車のエンジン音と揺れが快適な子守歌になったのか、あたしはいつの間にか微睡んでいたみたい。

「着いたよ」

マモル君の声が聴こえて、あたしはウトウトと浅い眠りから覚めた。


体調を考えたのか、あたしのいる右側の窓にはカーテンが引かれていたから、外の様子を窺い知ることはできない。


マモル君は軽く体を乗り出して、そのカーテンを一気に引いてくれた。


あたしが顔だけ上げて外を見てみると。


すぐ目の前にあった光景は、時代劇にでも出てきそうな『お屋敷』という言葉がピッタリの、門構えも造りも立派な日本家屋だった。

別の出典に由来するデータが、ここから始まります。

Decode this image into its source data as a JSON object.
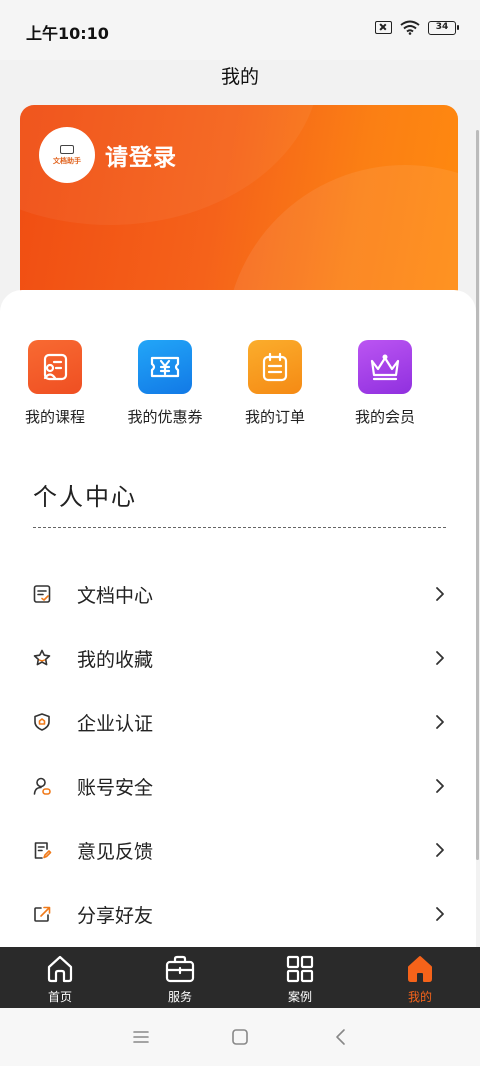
{
  "status_bar": {
    "time": "上午10:10",
    "battery": "34"
  },
  "header": {
    "title": "我的"
  },
  "profile": {
    "logo_text": "文档助手",
    "login_label": "请登录"
  },
  "quick_actions": [
    {
      "label": "我的课程",
      "icon": "course-icon",
      "color": "#f4622a"
    },
    {
      "label": "我的优惠券",
      "icon": "coupon-icon",
      "color": "#1a8cf0"
    },
    {
      "label": "我的订单",
      "icon": "order-icon",
      "color": "#f79a1a"
    },
    {
      "label": "我的会员",
      "icon": "crown-icon",
      "color": "#a742e8"
    }
  ],
  "personal_center": {
    "title": "个人中心",
    "items": [
      {
        "label": "文档中心",
        "icon": "document-check-icon"
      },
      {
        "label": "我的收藏",
        "icon": "star-icon"
      },
      {
        "label": "企业认证",
        "icon": "shield-icon"
      },
      {
        "label": "账号安全",
        "icon": "user-lock-icon"
      },
      {
        "label": "意见反馈",
        "icon": "feedback-icon"
      },
      {
        "label": "分享好友",
        "icon": "share-icon"
      }
    ]
  },
  "tabbar": {
    "items": [
      {
        "label": "首页",
        "icon": "home-icon",
        "active": false
      },
      {
        "label": "服务",
        "icon": "briefcase-icon",
        "active": false
      },
      {
        "label": "案例",
        "icon": "grid-icon",
        "active": false
      },
      {
        "label": "我的",
        "icon": "home-filled-icon",
        "active": true
      }
    ],
    "active_color": "#f5631a"
  }
}
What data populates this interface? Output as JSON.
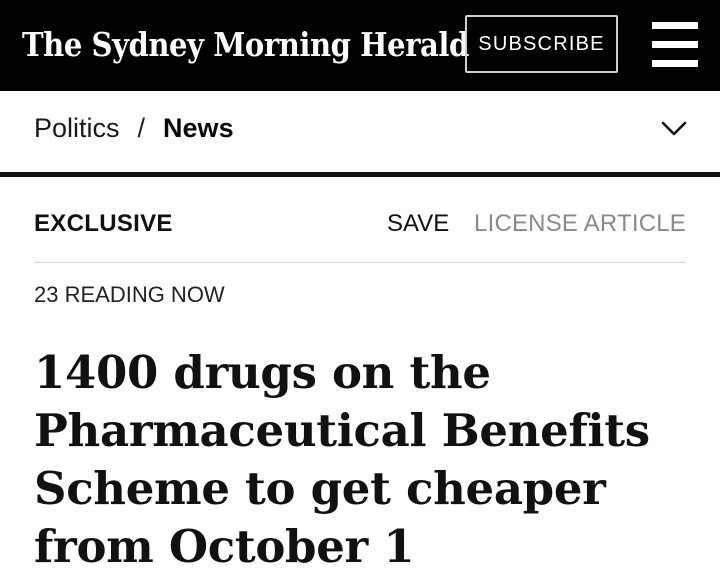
{
  "header": {
    "masthead": "The Sydney Morning Herald",
    "subscribe_label": "SUBSCRIBE",
    "menu_icon": "hamburger-menu-icon"
  },
  "breadcrumb": {
    "section": "Politics",
    "separator": "/",
    "current": "News",
    "expand_icon": "chevron-down-icon"
  },
  "article": {
    "tag": "EXCLUSIVE",
    "save_label": "SAVE",
    "license_label": "LICENSE ARTICLE",
    "reading_now": "23 READING NOW",
    "headline": "1400 drugs on the Pharmaceutical Benefits Scheme to get cheaper from October 1"
  },
  "colors": {
    "header_background": "#000000",
    "page_background": "#ffffff",
    "text": "#111111",
    "muted_text": "#8a8a8a"
  }
}
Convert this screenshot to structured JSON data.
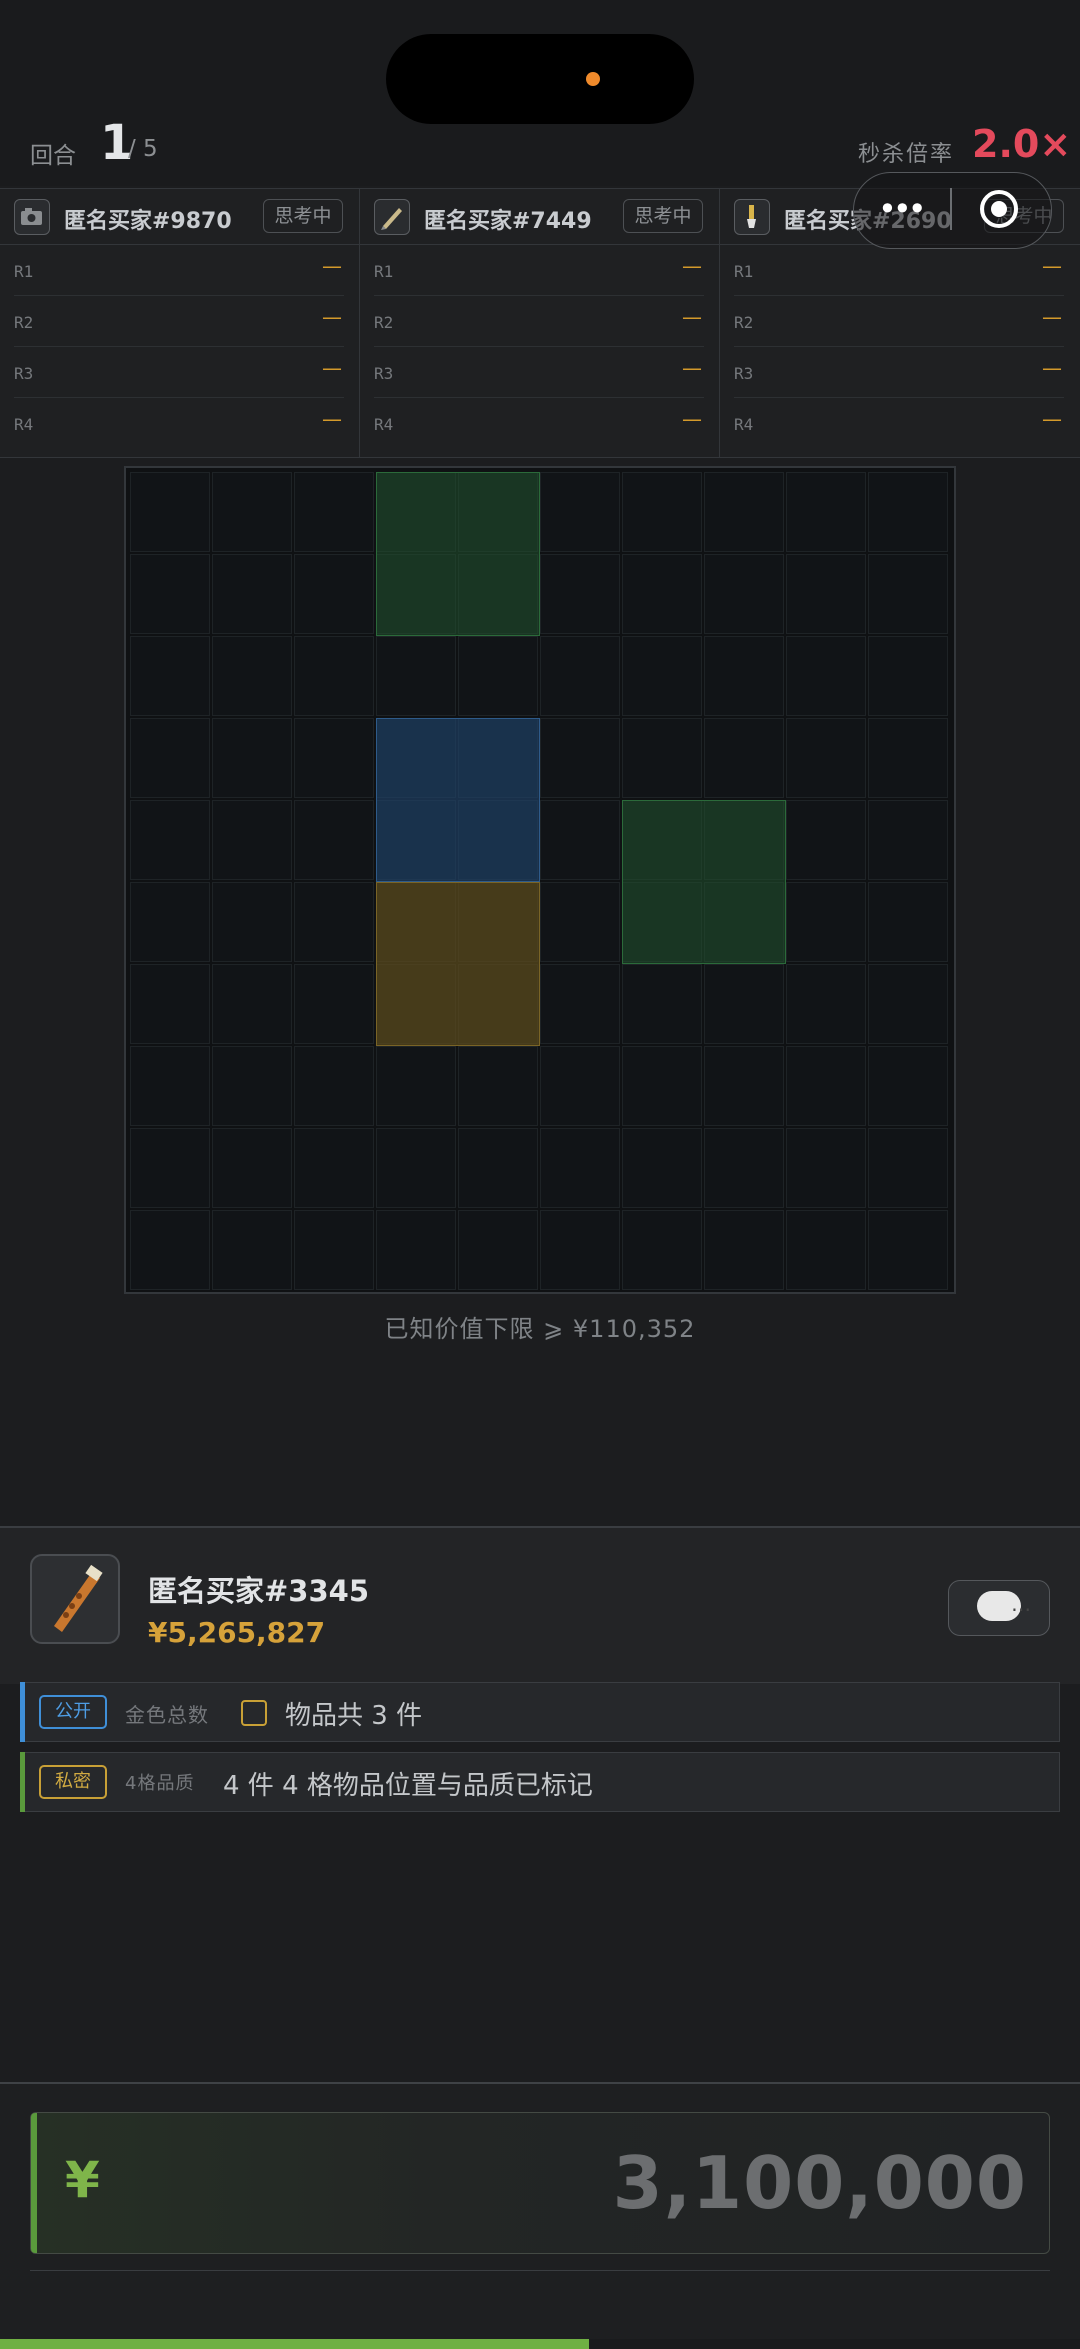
{
  "header": {
    "round_label": "回合",
    "round_current": "1",
    "round_total": "/ 5",
    "rate_label": "秒杀倍率",
    "rate_value": "2.0×"
  },
  "capsule": {
    "more_icon": "•••",
    "target_icon": "target-icon"
  },
  "buyers": [
    {
      "name": "匿名买家#9870",
      "status": "思考中",
      "avatar_icon": "camera-icon",
      "rounds": [
        {
          "label": "R1",
          "value": "—"
        },
        {
          "label": "R2",
          "value": "—"
        },
        {
          "label": "R3",
          "value": "—"
        },
        {
          "label": "R4",
          "value": "—"
        }
      ]
    },
    {
      "name": "匿名买家#7449",
      "status": "思考中",
      "avatar_icon": "pen-icon",
      "rounds": [
        {
          "label": "R1",
          "value": "—"
        },
        {
          "label": "R2",
          "value": "—"
        },
        {
          "label": "R3",
          "value": "—"
        },
        {
          "label": "R4",
          "value": "—"
        }
      ]
    },
    {
      "name": "匿名买家#2690",
      "status": "思考中",
      "avatar_icon": "brush-icon",
      "rounds": [
        {
          "label": "R1",
          "value": "—"
        },
        {
          "label": "R2",
          "value": "—"
        },
        {
          "label": "R3",
          "value": "—"
        },
        {
          "label": "R4",
          "value": "—"
        }
      ]
    }
  ],
  "grid": {
    "rows": 10,
    "cols": 10,
    "items": [
      {
        "quality": "green",
        "row": 0,
        "col": 3,
        "w": 2,
        "h": 2
      },
      {
        "quality": "blue",
        "row": 3,
        "col": 3,
        "w": 2,
        "h": 2
      },
      {
        "quality": "green",
        "row": 4,
        "col": 6,
        "w": 2,
        "h": 2
      },
      {
        "quality": "gold",
        "row": 5,
        "col": 3,
        "w": 2,
        "h": 2
      }
    ]
  },
  "known_value": "已知价值下限 ⩾ ¥110,352",
  "self": {
    "name": "匿名买家#3345",
    "money": "¥5,265,827",
    "avatar_icon": "flute-icon",
    "chat_icon": "chat-bubble-icon"
  },
  "clues": [
    {
      "tag": "公开",
      "type": "金色总数",
      "text": "物品共 3 件"
    },
    {
      "tag": "私密",
      "type": "4格品质",
      "text": "4 件 4 格物品位置与品质已标记"
    }
  ],
  "bid": {
    "currency": "¥",
    "value": "3,100,000",
    "progress": 0.545
  },
  "colors": {
    "accent_red": "#e44a5c",
    "gold": "#d6a23a",
    "public_blue": "#3f8fd8",
    "private_gold": "#c8a036",
    "progress_green": "#6fb043"
  }
}
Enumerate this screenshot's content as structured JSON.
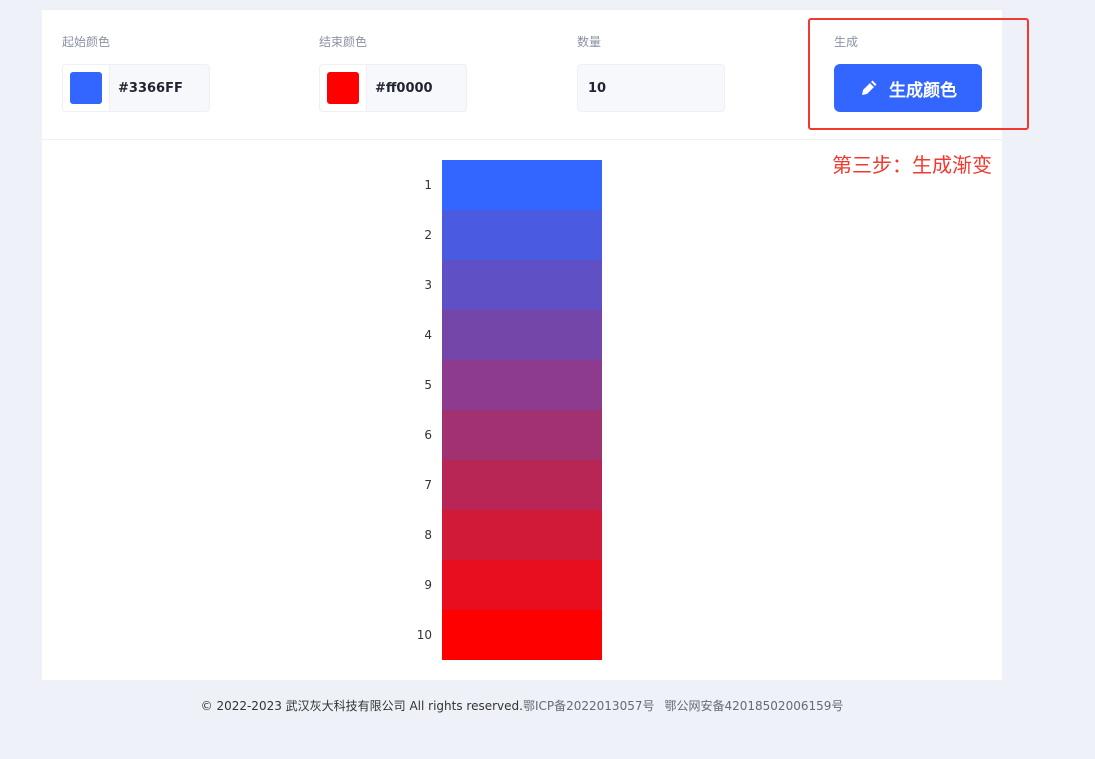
{
  "controls": {
    "start_color": {
      "label": "起始颜色",
      "value": "#3366FF",
      "swatch": "#3366ff"
    },
    "end_color": {
      "label": "结束颜色",
      "value": "#ff0000",
      "swatch": "#ff0000"
    },
    "count": {
      "label": "数量",
      "value": "10"
    },
    "generate": {
      "label": "生成",
      "button_label": "生成颜色",
      "icon": "pencil-icon"
    }
  },
  "annotation": {
    "text": "第三步：生成渐变",
    "color": "#f2382f"
  },
  "gradient": {
    "items": [
      {
        "index": "1",
        "color": "#3366ff"
      },
      {
        "index": "2",
        "color": "#4a5be2"
      },
      {
        "index": "3",
        "color": "#5f50c6"
      },
      {
        "index": "4",
        "color": "#7546aa"
      },
      {
        "index": "5",
        "color": "#8c3b8e"
      },
      {
        "index": "6",
        "color": "#a23172"
      },
      {
        "index": "7",
        "color": "#b82656"
      },
      {
        "index": "8",
        "color": "#d01a37"
      },
      {
        "index": "9",
        "color": "#e80e1f"
      },
      {
        "index": "10",
        "color": "#ff0000"
      }
    ]
  },
  "footer": {
    "copyright": "© 2022-2023 武汉灰大科技有限公司 All rights reserved.",
    "icp": "鄂ICP备2022013057号",
    "police": "鄂公网安备42018502006159号"
  }
}
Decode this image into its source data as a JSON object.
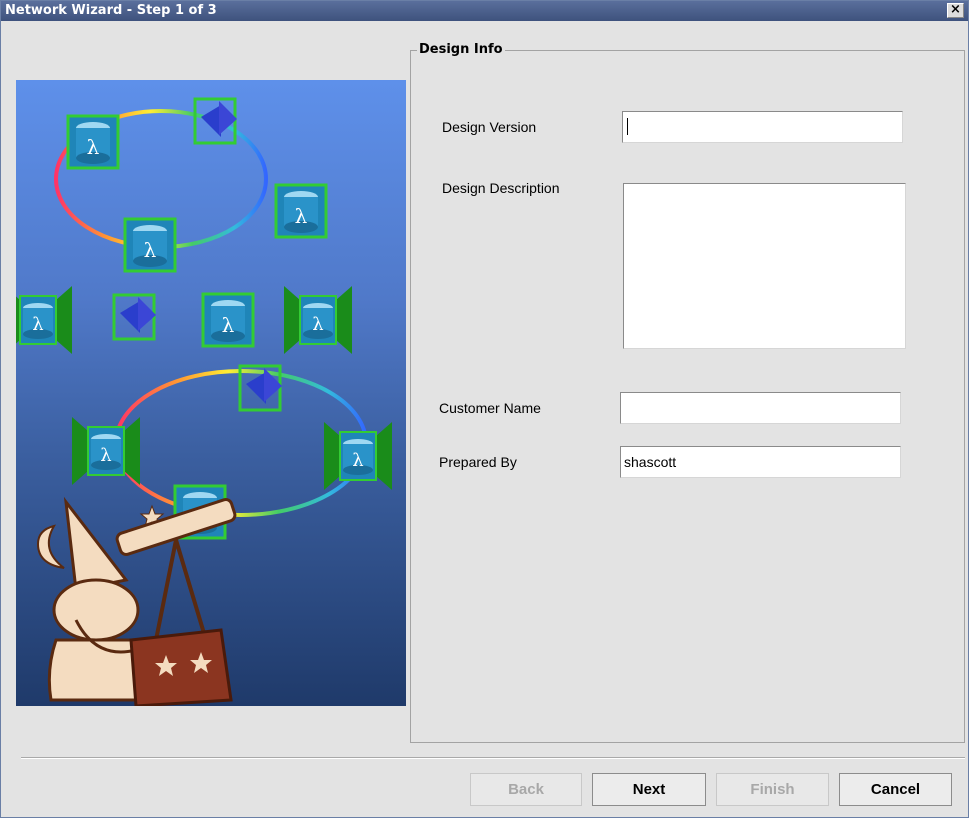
{
  "window": {
    "title": "Network Wizard - Step 1 of 3",
    "close_glyph": "×"
  },
  "panel": {
    "legend": "Design Info"
  },
  "form": {
    "design_version": {
      "label": "Design Version",
      "value": ""
    },
    "design_description": {
      "label": "Design Description",
      "value": ""
    },
    "customer_name": {
      "label": "Customer Name",
      "value": ""
    },
    "prepared_by": {
      "label": "Prepared By",
      "value": "shascott"
    }
  },
  "buttons": {
    "back": {
      "label": "Back",
      "enabled": false
    },
    "next": {
      "label": "Next",
      "enabled": true
    },
    "finish": {
      "label": "Finish",
      "enabled": false
    },
    "cancel": {
      "label": "Cancel",
      "enabled": true
    }
  },
  "illustration": {
    "node_glyph": "λ"
  },
  "colors": {
    "titlebar": "#4a5f8c",
    "node_border": "#33cc33",
    "device_body": "#1f85b8",
    "amplifier": "#1a8c1a",
    "wizard_robe": "#f4dcc0",
    "wizard_table": "#8b3520"
  }
}
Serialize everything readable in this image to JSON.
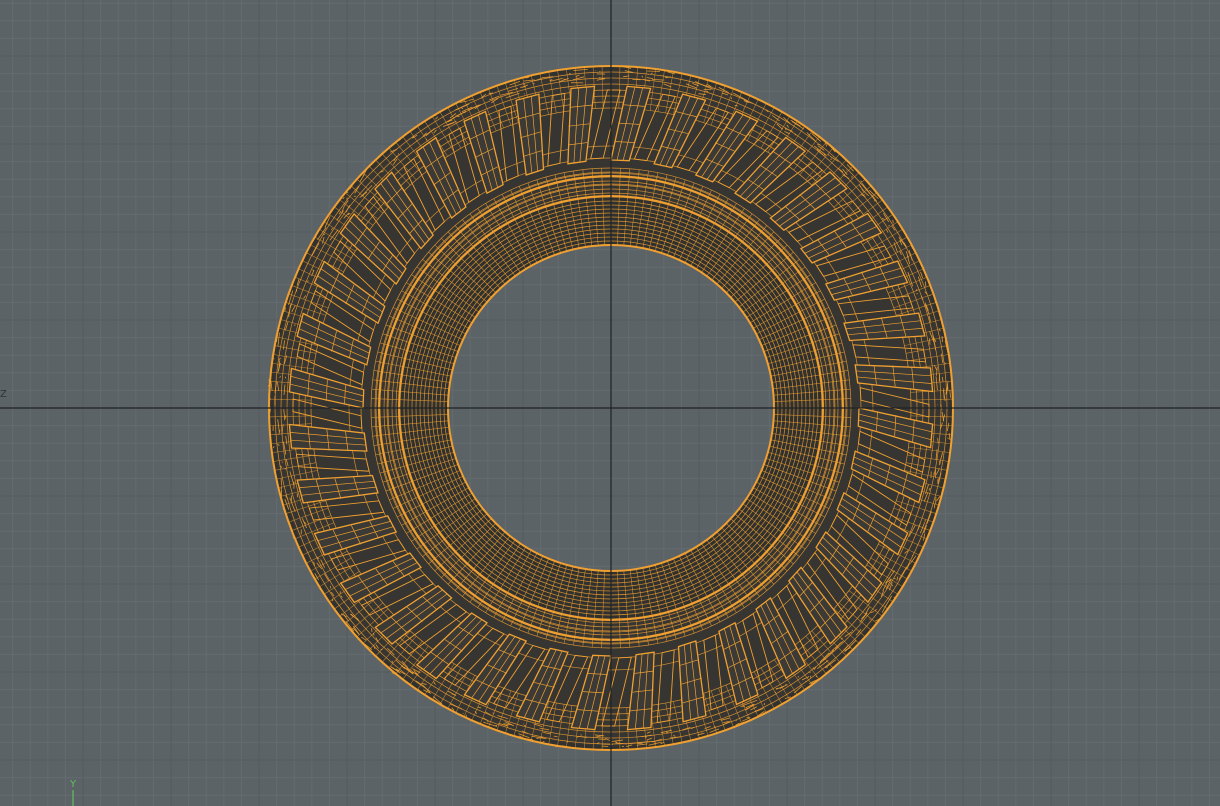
{
  "viewport": {
    "axis_labels": {
      "horizontal": "Z",
      "vertical": "Y"
    },
    "colors": {
      "background": "#5c6367",
      "grid_minor": "#646b6f",
      "grid_major": "#555b5f",
      "origin_axis": "#1f2326",
      "wireframe": "#f0a030",
      "tire_shade": "#2c2c2a",
      "vertical_axis_label": "#5fbf5f"
    },
    "model": {
      "name": "tire",
      "display_mode": "wireframe",
      "tread_blocks": 36
    }
  }
}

江戸時代をそのまま切り取って再現したような、古いけれど格式もありそうなお屋敷。


敷地を区切る塀だけでも左右に何百メートル延びてるんだろう。
もしかしたら一周するだけで何キロとかいう規模かも。


御殿という言葉も思い浮かぶほど、今まで見た和風のお家とは桁違いすぎて。


でも、なんでこんな場所にあたしを連れてきたんだろう?


マモル君の意図が解らなくて、あたしは無言で彼の顔を見上げた。